In [None]:
# =============================================================================
# Setup: Import Libraries and API Credentials
# =============================================================================

import pandas as pd
import numpy as np
import requests
from dotenv import load_dotenv
import sys 
from pathlib import Path
import os

# ------------------------------ #
# Must run together to access NASS API key
# ------------------------------ #
src_path = Path.cwd() / 'src'
sys.path.insert(0, str(src_path))
from utils.nass_api import NASS_API_KEY
# ------------------------------ #

In [None]:
# =============================================================================
# Data Retrieval: Obtain Monthly Corn Prices from NASS API
# =============================================================================

base_url = "https://quickstats.nass.usda.gov/api/api_GET/"

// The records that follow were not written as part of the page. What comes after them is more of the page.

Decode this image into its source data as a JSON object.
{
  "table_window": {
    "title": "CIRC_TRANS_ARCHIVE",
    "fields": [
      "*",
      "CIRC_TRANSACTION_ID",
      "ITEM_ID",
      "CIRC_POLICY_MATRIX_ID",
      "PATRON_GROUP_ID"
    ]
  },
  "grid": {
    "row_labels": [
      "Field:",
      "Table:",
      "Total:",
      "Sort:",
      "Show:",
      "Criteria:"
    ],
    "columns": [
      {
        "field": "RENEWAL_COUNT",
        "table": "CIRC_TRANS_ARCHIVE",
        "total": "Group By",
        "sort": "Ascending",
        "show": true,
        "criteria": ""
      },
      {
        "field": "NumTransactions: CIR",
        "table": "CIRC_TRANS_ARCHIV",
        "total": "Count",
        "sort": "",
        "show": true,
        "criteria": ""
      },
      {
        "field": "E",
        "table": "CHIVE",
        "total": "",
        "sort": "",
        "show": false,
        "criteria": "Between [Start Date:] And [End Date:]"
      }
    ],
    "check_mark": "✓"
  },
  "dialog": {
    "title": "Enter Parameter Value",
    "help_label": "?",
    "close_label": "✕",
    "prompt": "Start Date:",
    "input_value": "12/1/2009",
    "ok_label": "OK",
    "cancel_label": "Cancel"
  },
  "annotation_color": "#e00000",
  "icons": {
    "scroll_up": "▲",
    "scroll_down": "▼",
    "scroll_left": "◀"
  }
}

# Request national-level monthly corn prices received by farmers
params = {'key': NASS_API_KEY,
          'source_desc': 'SURVEY',
          'sector_desc': 'CROPS',
          'group_desc': 'FIELD CROPS',
          'commodity_desc': 'CORN',
          'statisticcat_desc': 'PRICE RECEIVED',
          'short_desc': 'CORN, GRAIN - PRICE RECEIVED, MEASURED IN $ / BU',
          'agg_level_desc': 'NATIONAL'
         }

response = requests.get(base_url, params=params)

corn_price = response.json()

corn_price = pd.DataFrame(corn_price['data'])

## Data Cleaning: Select Variables and Remove Missing/Suppressed Values

In [None]:
# Select relevant columns for analysis
select_vars = ['source_desc', 'sector_desc', 'group_desc', 'commodity_desc', 'statisticcat_desc', 'short_desc', 'domain_desc', 'class_desc', 'state_name',  'year', 'reference_period_desc', 'begin_code', 'freq_desc', 'unit_desc',  'Value']

corn_price_sel = corn_price.loc[:, select_vars]

In [None]:
# Remove rows with suppressed values: (D) = withheld to avoid disclosing data, (Z) = less than half the unit shown
mask = corn_price_sel['Value'].astype(str).str.contains(r'^\s*\((?:D|Z)\)\s*$', regex=True, na=False)

if mask.any():
    print(f'Removing {np.sum(mask)} rows with suppressed values')
    corn_price_sel = corn_price_sel[~mask]
else: 
    print(f'There are {np.sum(mask)} masked values')

In [None]:
# Convert Value column to numeric (handles any remaining non-numeric entries)
corn_price_sel['Value'] = pd.to_numeric(corn_price_sel['Value'], errors='coerce')

In [None]:
# Remove annual average values, keeping only monthly and marketing year observations
# YEAR = annual average across all months (we want individual months)
# Keeps: JAN, FEB, ..., DEC, MARKETING YEAR
corn_price_sel = (
    corn_price_sel
    .query("reference_period_desc != 'YEAR'")
)

## Data Validation: Check for Missing Years and Incomplete Months


### Check for missing years in the dataset

In [None]:
# Get the years present in the data
actual_years = set(corn_price_sel['year'].astype(int).unique())

# Create the full range of expected years
expected_years = set(range(min(actual_years), max(actual_years)+1))

# Find missing years
missing_years = expected_years - actual_years

print(f"Missing years: {sorted(missing_years)}")
print(f"Total missing years: {len(missing_years)}")

# Also show the range of years we actually have
print(f"Years available: {min(actual_years)} to {max(actual_years)}")
print(f"Total years available: {len(actual_years)}")

### Check that each year contains 13 observations (12 months + marketing year)

In [None]:
# Count observations per year (expect 13: JAN-DEC + MARKETING YEAR)
count_by_month = (
        corn_price_sel
        .groupby('year')['reference_period_desc']
        .size()
        .reset_index(name='count')
    )

Only the most recent year, 2025, does not contain a full set of 12 months of price data. 

In [None]:
# Identify years with incomplete data (not equal to 13 observations)
not_eq_12 = (count_by_month['count'] != 13)
idx = count_by_month[not_eq_12].index
count_by_month.loc[idx]

## Data Formatting: Rename Columns and Check for Missing Values

### Rename period and month identifier columns for clarity

In [None]:
# Rename for readability: reference_period_desc -> month, begin_code -> month_id
corn_price_sel = corn_price_sel.rename(columns={'reference_period_desc': 'month', 
                               'begin_code': 'month_id'})
corn_price_sel['month_id'] = corn_price_sel['month_id'].astype(int)

In [None]:
# Check for any remaining missing values after cleaning
print(f'''There are {corn_price_sel['Value'].isna().sum()} missing values in the 'Value' column.''')

### Rename Value to nominal_price for semantic clarity

In [None]:
# Rename Value -> nominal_price to explicitly indicate these are not inflation-adjusted
corn_price_sel = corn_price_sel.rename(columns={'Value': 'nominal_price'})

## Export: Save Cleaned Data to CSV

In [None]:
# Save cleaned data to CSV file in data directory
output_path = Path('data') / 'corn_prices_year_and_monthly_nass.csv'
corn_price_sel.to_csv(output_path, index=False)